Alexandre LOLLO, À l’épreuve du vice, Empaj, 2025, 306 p., 21 €, ISBN : 978–2‑931011–47‑8
Ex-profileuse au service de la police, Carla Nolden est sollicitée par Mademoiselle Beck, une riche héritière, pour une mission spéciale : en échange d’une confortable somme d’argent, elle se trouvera face au fiancé de la milliardaire, qu’elle ne connait pas, et dont cette dernière, se sentant en danger de mort, veut vérifier la sincérité et la probité. Un exercice sans difficulté à première vue pour cette psychologue habituée à décrypter les expressions et les attitudes qui trahissent les sentiments profonds. Mais sans crier gare, la commanditaire la confronte à quatre hommes, dont le fiancé, et rien ne se déroule comme prévu. Carla qui opère au départ d’une autre pièce perd connaissance et, retrouvant ses esprits, elle apprend qu’un meurtre a eu lieu dans l’intervalle. Une équipe de police déboule dans la vaste demeure dont la propriétaire déclare aux enquêteurs qu’il s’agit d’un « brunch qui a mal tourné ».

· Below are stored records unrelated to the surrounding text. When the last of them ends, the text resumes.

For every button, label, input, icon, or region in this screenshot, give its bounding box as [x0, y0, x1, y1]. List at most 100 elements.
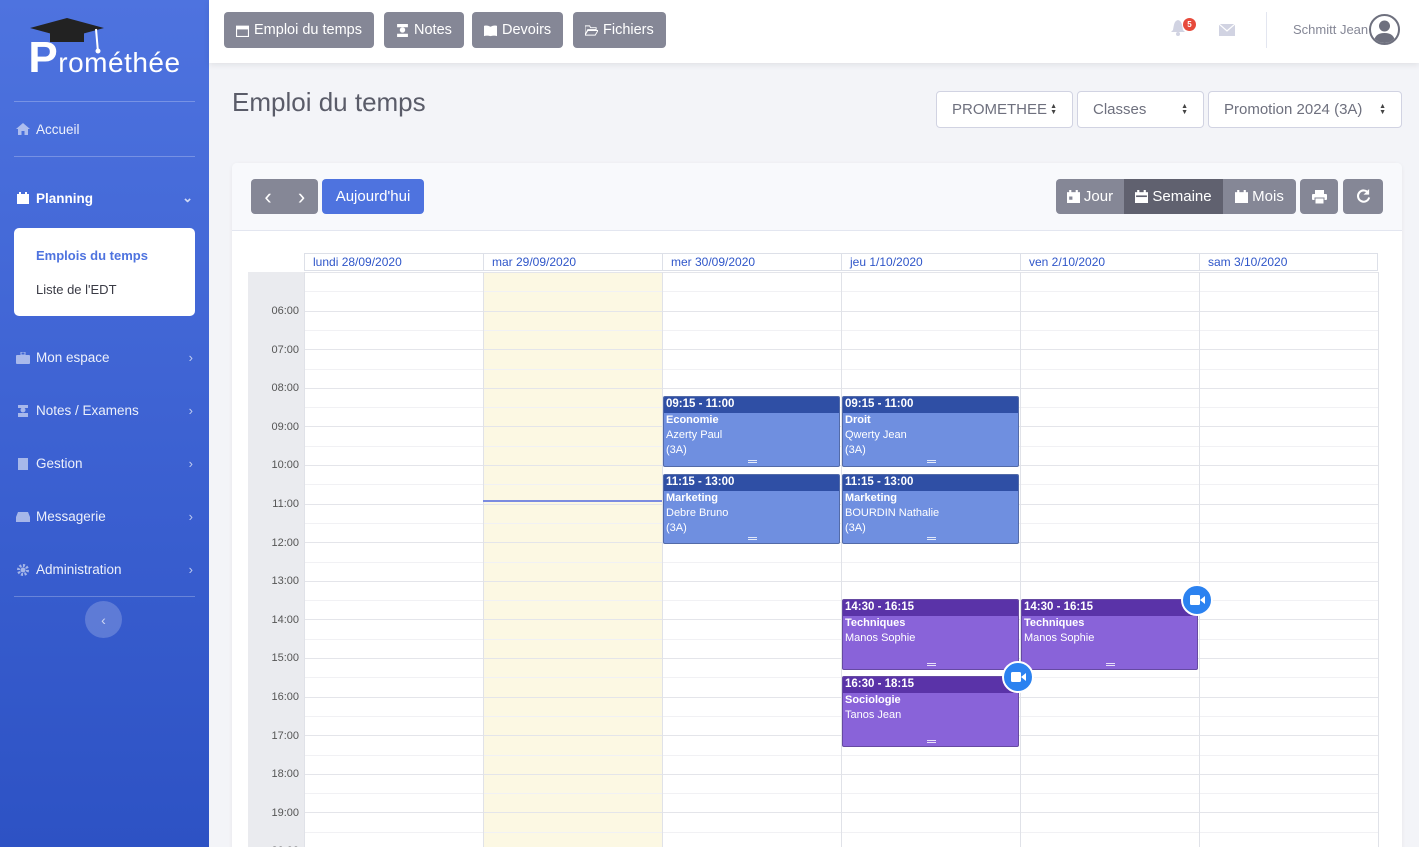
resize-grip[interactable] — [747, 537, 757, 541]
time-label: 13:00 — [271, 575, 299, 588]
time-label: 06:00 — [271, 305, 299, 317]
calendar-icon — [16, 192, 30, 204]
sidebar: Prométhée Accueil Planning ⌄ Emplois du … — [0, 0, 209, 847]
event-teacher: BOURDIN Nathalie — [845, 506, 940, 519]
calendar-event[interactable]: 14:30 - 16:15 Techniques Manos Sophie — [1021, 599, 1198, 670]
resize-grip[interactable] — [926, 537, 936, 541]
calendar-event[interactable]: 09:15 - 11:00 Economie Azerty Paul (3A) — [663, 396, 840, 467]
resize-grip[interactable] — [747, 459, 757, 463]
sidebar-item-accueil[interactable]: Accueil — [0, 102, 209, 156]
video-call-button[interactable] — [1181, 584, 1213, 617]
view-month-button[interactable]: Mois — [1223, 179, 1296, 214]
calendar-event[interactable]: 16:30 - 18:15 Sociologie Tanos Jean — [842, 676, 1019, 747]
view-week-button[interactable]: Semaine — [1124, 179, 1223, 214]
time-label: 09:00 — [271, 420, 299, 433]
day-column-line — [662, 272, 663, 847]
day-column-line — [1378, 272, 1379, 847]
resize-grip[interactable] — [926, 459, 936, 463]
sort-icon: ▲ ▼ — [1181, 102, 1188, 116]
topbar-emploi-du-temps-button[interactable]: Emploi du temps — [224, 12, 374, 48]
resize-grip[interactable] — [1105, 662, 1115, 666]
time-label: 15:00 — [271, 652, 299, 665]
event-group: (3A) — [845, 444, 866, 457]
page-title: Emploi du temps — [232, 87, 426, 117]
time-label: 08:00 — [271, 382, 299, 395]
topbar-notes-button[interactable]: Notes — [384, 12, 464, 48]
prev-button[interactable]: ‹ — [251, 179, 285, 214]
event-time: 11:15 - 13:00 — [843, 474, 1018, 491]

Tout ne fera ensuite que devenir plus complexe. Cinq autres morts suivront qui nous réserveront d’autres surprises quant à l’identité de ceux qui les commettent et aux raisons qui les motivent. Les masquent tomberont qui nous révéleront la vraie nature de ceux et celles que l’on croyait coupables, victimes ou innocents. Pour ce faire, les points de vue seront multipliés : nous suivrons les péripéties vécues par Carla pour obtenir la garde partagée de son fils, les errements de l’équipe de policiers à laquelle l’ex-profileuse se joint. Et quand disparait la riche héritière, la confusion est à son comble et les soupçons partent dans tous les sens. S’ajoute à ceci que la ligne du temps est sans cesse suspendue : le récit est organisé en séquences assez brèves courant sur six années, de 2020 à 2026, tandis que des conversations sur un site de rencontres, remontant elles plus loin encore dans le temps, parsèment la narration sous le voilage de pseudonymes. Sans oublier les étourdissements de Carla qui à eux seuls constituent une énigme à part entière. Ce foisonnement incessant bénéficie toutefois de balises temporelles précises et continues car au sein de chaque séquence datée, les faits et gestes nous sont présentés précédés d’un relevé minuté, comme dans un rapport d’enquête.
Avec ce premier roman au déroulé tortueux qui se déroule dans la province de Liège, Alexandre Lollo n’a certainement pas choisi la facilité. À l’épreuve du vice n’a rien d’un récit formaté qui correspondrait au schéma d’un thriller classique, ni dans sa structure narrative ni dans sa forme. Sa lecture est exigeante et elle s’en trouve enrichie, associant pas à pas le lecteur au démêlage de la pelote dont le fil se noue et se dénoue sous ses yeux.